Review: Doctor Who: Prisoners of Time, Volume 1 by Scott & David Tipton et al.

Comic PDF eBook, 98 pages
Published 2013 (contents: 2013)
Acquired May 2014
Read December 2014
Doctor Who: Prisoners of Time, Volume 1

Written by Scott & David Tipton
Art by Simon Fraser, Lee Sullivan, Mike Collins, and Gary Erskine
Colors by Gary Caldwell, Phil Elliott, and Charlie Kirchoff
Letters by Tom B. Long

One of the things to like about the 50th anniversary of Doctor Who was how well the timing worked out. There were twelve months and eleven Doctors, which meant a number of different media celebrated by giving each Doctor in turn across the months: audios, prose, and, indeed, comics. Only it's coming from Scott & David Tipton, and though their Star Trek comics can be good, one might suspect that after Assimilation² they shouldn't be allowed anywhere near Doctor Who ever again.

Prisoners of Time isn't quite that bad, but it's not altogether good, either. Volume 1 collects stories featuring the first through fourth Doctors, which sometimes get the feel of the eras, and sometimes do not. The first Doctor one, though, has the laughably basic mistake of the Doctor being able to steer the TARDIS correctly while traveling with Ian and Barbara. (Also, Barbara and Vicki are stared at when they attend a lecture by Thomas Henry Huxley, because women are supposedly an unusual sight in a science class... but that just would not have been true in 1868, I think. Women would be outnumbered, but they wouldn't be absent-- science hadn't been professionalized yet!) The second Doctor one is a pretty solid pastiche of its era, and I liked that the third Doctor one united Sarah Jane Smith and Liz Shaw, though it didn't really do anything with that combination behind have them run around behind the Doctor. The fourth Doctor one has him fighting the Judoon, but isn't as fun as one might hope from that.

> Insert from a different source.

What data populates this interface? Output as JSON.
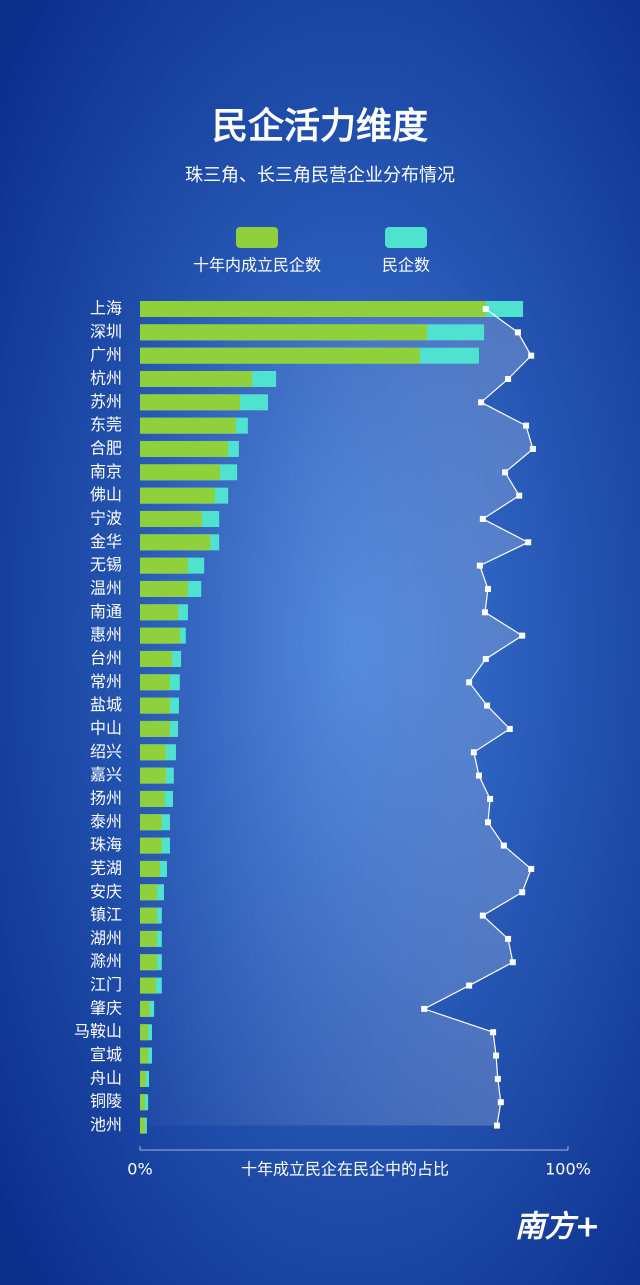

As is often the case with IDW's Doctor Who comics, the art is inconsistent. There are no individual art credits in my collected edition, but I'm going to assume that the well-drawn second and third Doctor chapters were by Lee Sullivan and Mike Collins, stalwarts of Doctor Who Magazine who know how to do Who in comic form-- I don't know why IDW waited so long to tap them! The second Doctor chapter is particularly nice, with the characters looking on-model without being overly referenced, and a lot of varied background aliens livening it up.

The first Doctor story is really let down by some awful likenesses, especially as it introduces the recurring threat through this series: an unknown enemy kidnapping the Doctor's companions. This enemy looks at pictures of the Doctor's companions, and you can barely tell which one is which! Or in some cases, I have no clue at all. Thomas Brewster might even be in there (I think), but surely the Doctor would be grateful if he was kidnapped?